Ça dépend, normalement, vous savez, il y a du respect entre moi et les artistes flamenco. On me respecte beaucoup, surtout depuis mon travail sur Noces de sang avec Antonio Gades, sur Carmen, Sevillanas. Pour moi, c’est facile de travailler avec les artistes de flamenco. Tout le monde dit que les gitans sont difficiles. Les gitans représentent une partie importante du flamenco, mais il n’y a pas qu’eux. Tout le monde pense que le flamenco, c’est les gitans. Mais c’est un mélange de gitans et de non-gitans, qu’on appelle les « payos ». Pour moi c’est facile de faire la sélection car je suis ami avec les gitans, avec les artistes de flamenco classique.
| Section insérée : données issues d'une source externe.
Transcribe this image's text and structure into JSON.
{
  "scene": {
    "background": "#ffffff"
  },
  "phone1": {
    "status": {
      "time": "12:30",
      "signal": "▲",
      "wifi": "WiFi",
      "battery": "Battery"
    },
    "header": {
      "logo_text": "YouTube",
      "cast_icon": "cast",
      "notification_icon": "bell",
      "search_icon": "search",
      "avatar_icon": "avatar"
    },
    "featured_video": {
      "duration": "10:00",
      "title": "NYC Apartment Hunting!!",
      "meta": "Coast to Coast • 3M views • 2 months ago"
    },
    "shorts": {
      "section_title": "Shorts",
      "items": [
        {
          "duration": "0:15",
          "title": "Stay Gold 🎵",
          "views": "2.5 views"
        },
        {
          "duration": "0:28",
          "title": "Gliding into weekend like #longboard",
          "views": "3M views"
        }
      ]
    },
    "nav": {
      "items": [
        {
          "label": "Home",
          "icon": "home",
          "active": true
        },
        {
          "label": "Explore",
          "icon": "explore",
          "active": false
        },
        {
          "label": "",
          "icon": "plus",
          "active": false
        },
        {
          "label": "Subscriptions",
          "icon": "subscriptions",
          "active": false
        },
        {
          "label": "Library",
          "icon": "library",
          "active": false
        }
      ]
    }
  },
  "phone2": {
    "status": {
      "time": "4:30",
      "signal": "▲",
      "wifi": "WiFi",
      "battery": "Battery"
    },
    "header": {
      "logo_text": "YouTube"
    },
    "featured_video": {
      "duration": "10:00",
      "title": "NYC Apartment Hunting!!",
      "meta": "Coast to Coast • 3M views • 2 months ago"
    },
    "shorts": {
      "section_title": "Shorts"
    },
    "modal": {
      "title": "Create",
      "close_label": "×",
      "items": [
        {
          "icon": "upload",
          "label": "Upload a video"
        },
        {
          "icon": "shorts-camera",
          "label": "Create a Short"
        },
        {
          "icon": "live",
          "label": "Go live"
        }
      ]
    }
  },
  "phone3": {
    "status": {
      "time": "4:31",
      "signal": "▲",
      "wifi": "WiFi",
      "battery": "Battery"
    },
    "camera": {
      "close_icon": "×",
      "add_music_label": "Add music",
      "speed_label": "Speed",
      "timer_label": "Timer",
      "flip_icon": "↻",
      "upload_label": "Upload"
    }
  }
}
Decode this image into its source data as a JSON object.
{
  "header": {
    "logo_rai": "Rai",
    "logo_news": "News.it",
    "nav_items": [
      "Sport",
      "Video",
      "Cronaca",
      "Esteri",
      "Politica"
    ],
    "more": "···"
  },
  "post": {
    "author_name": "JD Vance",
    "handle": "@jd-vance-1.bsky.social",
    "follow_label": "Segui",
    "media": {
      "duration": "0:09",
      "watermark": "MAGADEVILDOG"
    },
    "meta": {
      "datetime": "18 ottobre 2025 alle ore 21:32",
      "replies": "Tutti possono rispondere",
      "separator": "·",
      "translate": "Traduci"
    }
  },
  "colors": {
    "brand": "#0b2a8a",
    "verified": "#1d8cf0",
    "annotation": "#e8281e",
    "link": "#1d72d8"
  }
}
L’autre jour, dans le métro de Madrid, il y avait un gitan de deux mètres, noir ; il m’interpelle en criant « Saura, les gitans on t’aime », alors je lui ai répondu « moi aussi, je vous aime » (rires).
Comment avez-vous expliqué le projet aux artistes ?
La chose la plus difficile, c’est de faire la sélection, ce n’est pas facile. Pour ça, j’avais des personnes qui connaissent le flamenco mieux que moi. J’avais plus ou moins une idée des éléments et de la musique que je voulais, mais seulement une idée. Avec ces personnes, on a commencé à faire une sélection, à écouter des musiques. Je suis allé à des festivals à Séville, à Jerez pour voir la nouvelle génération. Et finalement, peu à peu s’est construite la sélection. Pour moi, la chose la plus importante, c’est ça : faire la sélection, et aussi réfléchir à l’endroit où je peux placer chaque élément dans le contexte du film en fonction de la lumière, des éléments de décoration… Et à partir de ça, tout va bien. Le seul problème, c’est que je n’avais pas le temps de faire des répétitions. On tourne chaque numéro en un ou deux jours seulement car, s’il y a un chanteur, il se fatigue beaucoup, avec les danseurs et les guitaristes, c‘est plus facile. Je dois donc être très attentif aux mouvements de caméra que je veux faire au moment de la répétition.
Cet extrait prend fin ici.